Once I got there and turned on the Airport, since I use the faster Ethernet at work, one of Kerberos’ heads went and ate its own tail. (This was definitely Not Good since the hellhound has a snake for a tail.) Instead of noticing that it wasn’t on the work network anymore it decided to sit and wait until the Active Directory it couldn’t find would answer its pleas for self identification. Or it would wait until a network timeout occured, whichever came first. Then, to make matters worse, once I got back to work it decided to flip the sullen, sulky bit so that if I tried to start the computer with the Airport left on from being at home it would slow everything down until it dropped the network completely. I was reduced to opening Stickies every time I worked at home with a note on the desktop that said, “Turn off the Airport you idiot” so that I wouldn’t have to double boot the next morning.

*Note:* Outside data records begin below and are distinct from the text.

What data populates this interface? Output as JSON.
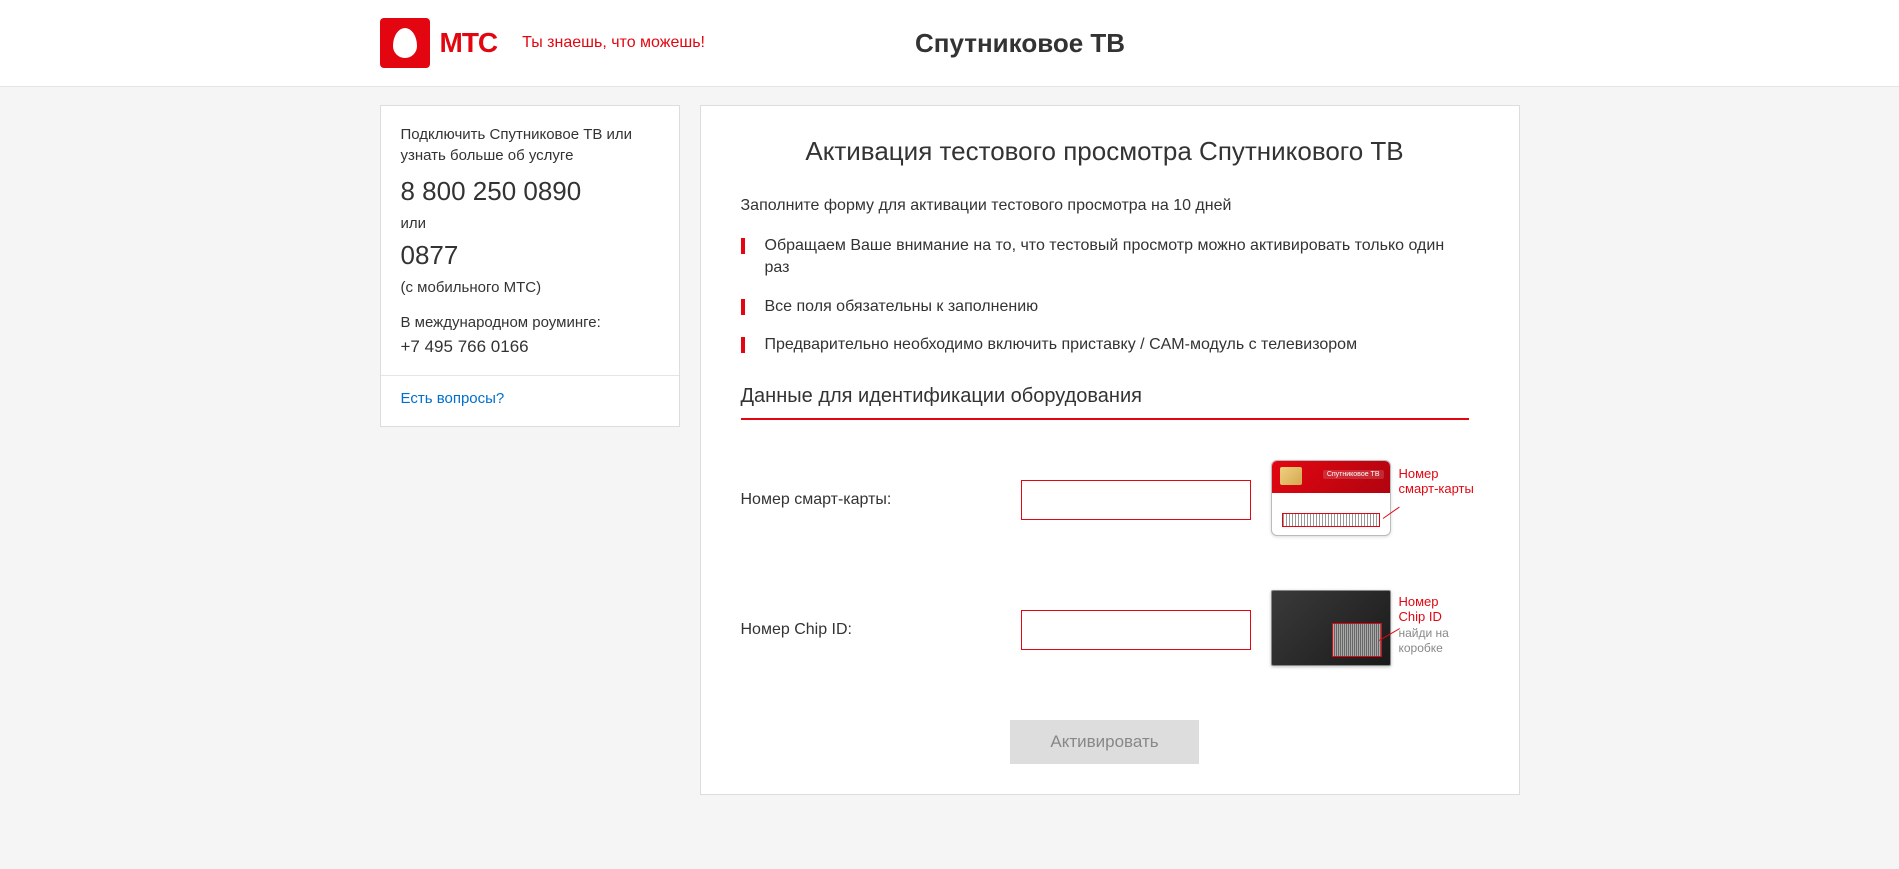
{
  "header": {
    "logo_text": "МТС",
    "tagline": "Ты знаешь, что можешь!",
    "page_title": "Спутниковое ТВ"
  },
  "sidebar": {
    "intro": "Подключить Спутниковое ТВ или узнать больше об услуге",
    "phone1": "8 800 250 0890",
    "or": "или",
    "phone2": "0877",
    "phone2_note": "(с мобильного МТС)",
    "roaming_label": "В международном роуминге:",
    "roaming_phone": "+7 495 766 0166",
    "questions_link": "Есть вопросы?"
  },
  "main": {
    "title": "Активация тестового просмотра Спутникового ТВ",
    "intro": "Заполните форму для активации тестового просмотра на 10 дней",
    "bullets": [
      "Обращаем Ваше внимание на то, что тестовый просмотр можно активировать только один раз",
      "Все поля обязательны к заполнению",
      "Предварительно необходимо включить приставку / CAM-модуль с телевизором"
    ],
    "section_heading": "Данные для идентификации оборудования",
    "fields": {
      "smartcard_label": "Номер смарт-карты:",
      "smartcard_value": "",
      "chipid_label": "Номер Chip ID:",
      "chipid_value": ""
    },
    "callouts": {
      "smartcard_line1": "Номер",
      "smartcard_line2": "смарт-карты",
      "chipid_line1": "Номер",
      "chipid_line2": "Chip ID",
      "chipid_line3": "найди на",
      "chipid_line4": "коробке",
      "card_brand": "Спутниковое ТВ"
    },
    "submit_label": "Активировать"
  }
}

After doing this for a month I finally gave up and turned off AD integration completely. Now life is back to normal and local authentication works without a problem.
The moral of the story, I should have know that using a protocol named after a three headed dog with an OS named after a cat was a stupid idea.

I think JK Rowling renamed Cerberus to Fluffy so maybe Microsoft should rename Kerberos to Phluffy to give it that Vista warm-and-fuzzy nothing-to-worry-about feeling.
Two questions:
1. Would changing the location in Leopard disable the AD on/off problem?
2. Are you still big on OmniFocus? I gotta get something better than the standard task list.
Comment by Scott — January 2, 2008 @ 6:46 pm
I hadn’t thought to set up a new Location to work around the AD issue. That’s a good idea.
I’m still loving the OmniFocus. In fact, just yesterday I discovered that on Leopard you can drag an email from Mail.app to an OmniFocus action and it creates a hyperlink back to the email message. It doesn’t seem to work for Tiger but it was a feature that I really wanted after using OmniFocus for a while.
I even went and bought my own OmniFocus key before the product has officially shipped.
Comment by Grant — January 3, 2008 @ 9:44 am
Is a told you so in order?
The AD authentication works on leopard server, even after reboot, and I don’t think we’ll be using airport any time soon on the server so I’m happy with their progress.
Comment by Tim — January 4, 2008 @ 11:47 am
Considering how many times Cerberus was overcome (see your own link), was it smart to name a security protocol after it.